Must Contain Mild Peril

 
 

When you’re telling a story, you can’t have beauty without tension. You need a little pain, a little panic, a little peril. If you’re taking the tension out of your creative work, don’t expect anybody to care.

In the right circumstances, tension can be your friend.


In music, it’s a big part of what creates flow, intrigue, memorability. Without the tension built up when the Take That boys sing ‘we will never be uncovered again’, the last Back For Good chorus would be nowhere near as satisfying. And man is it satisfying.

A tune without tension lacks ups and down, tos and fros, waxes and wanes.

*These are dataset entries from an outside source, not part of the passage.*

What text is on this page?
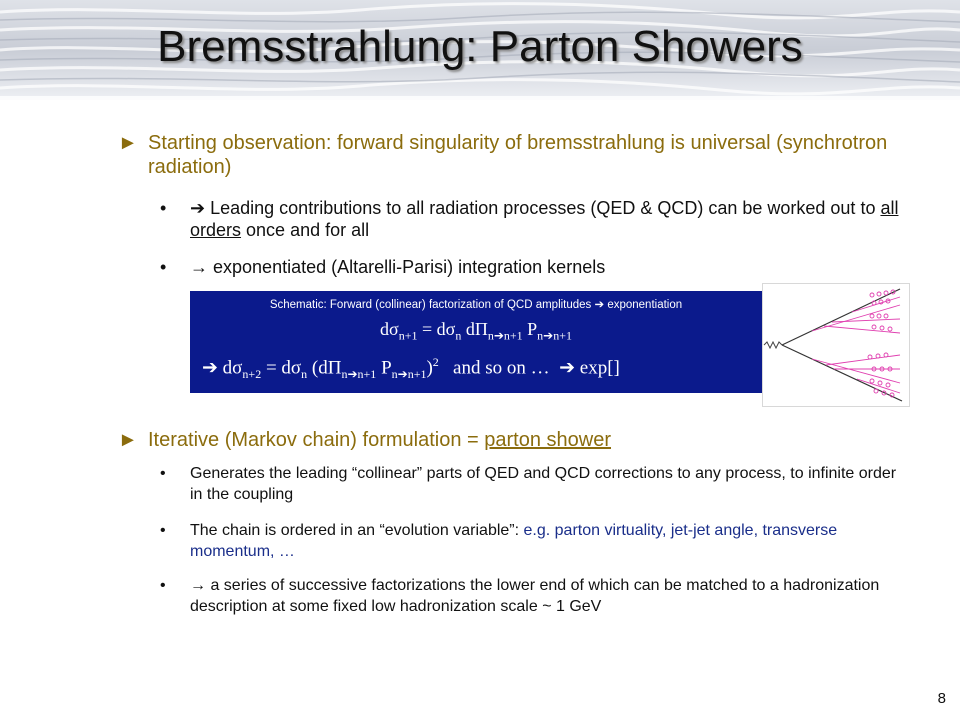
Bremsstrahlung: Parton Showers
► Starting observation: forward singularity of bremsstrahlung is universal (synchrotron radiation)
• ➔ Leading contributions to all radiation processes (QED & QCD) can be worked out to all orders once and for all
• → exponentiated (Altarelli-Parisi) integration kernels
Schematic: Forward (collinear) factorization of QCD amplitudes ➔ exponentiation
$d\sigma_{n+1} = d\sigma_n$ $d\Pi_{n➔n+1}$ $P_{n➔n+1}$
➔ $d\sigma_{n+2} = d\sigma_n$ ($d\Pi_{n➔n+1}$ $P_{n➔n+1})^2$   and so on …  ➔ exp[]
► Iterative (Markov chain) formulation = parton shower
• Generates the leading “collinear” parts of QED and QCD corrections to any process, to infinite order in the coupling
• The chain is ordered in an “evolution variable”: e.g. parton virtuality, jet-jet angle, transverse momentum, …
• → a series of successive factorizations the lower end of which can be matched to a hadronization description at some fixed low hadronization scale ~ 1 GeV
8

TV has the same need for these arcs. In our day, cartoons and kids’ books were about getting kidnapped, getting lost in the woods, or falling into quicksand. Now they’re about losing a sandwich. And we’re not saying we should plunge our children into a state of perpetual turmoil (unless they’re really really annoying), but does everything have to be so teeth-pullingly dull?

 
 
Without peril, there is only apathy.
 
 

If the friendly snowman that changed the kid’s life for the better wasn’t going to eventually melt, his time on earth would not be magical. If Edgar wasn’t trying to scam the Aristocats out of their inheritance, the film would just be a bunch of cats sleeping for 90 minutes. If Marty McFly didn’t get accidentally thrown into the past, Back to the Future would just be him skateboarding in a red gilet for a bit, then having a Pepsi.

Emotion comes from tension – we need to feel that something can go wrong before we root for it to go right.

Football would be boring if we knew the score in advance. If our team couldn’t lose, we would soon stop caring.

You can’t just say ‘you should feel sad now’ and expect someone to fall in line emotionally – you have to kill off the labrador. And you have to do it at the right time. It can’t be at the start before we find out it’s a loveable lil scamp with an endless capacity for mischief. Let ‘em fall in love with it first…then skkkkkkrt.

Reach into their chest and rip their heart out.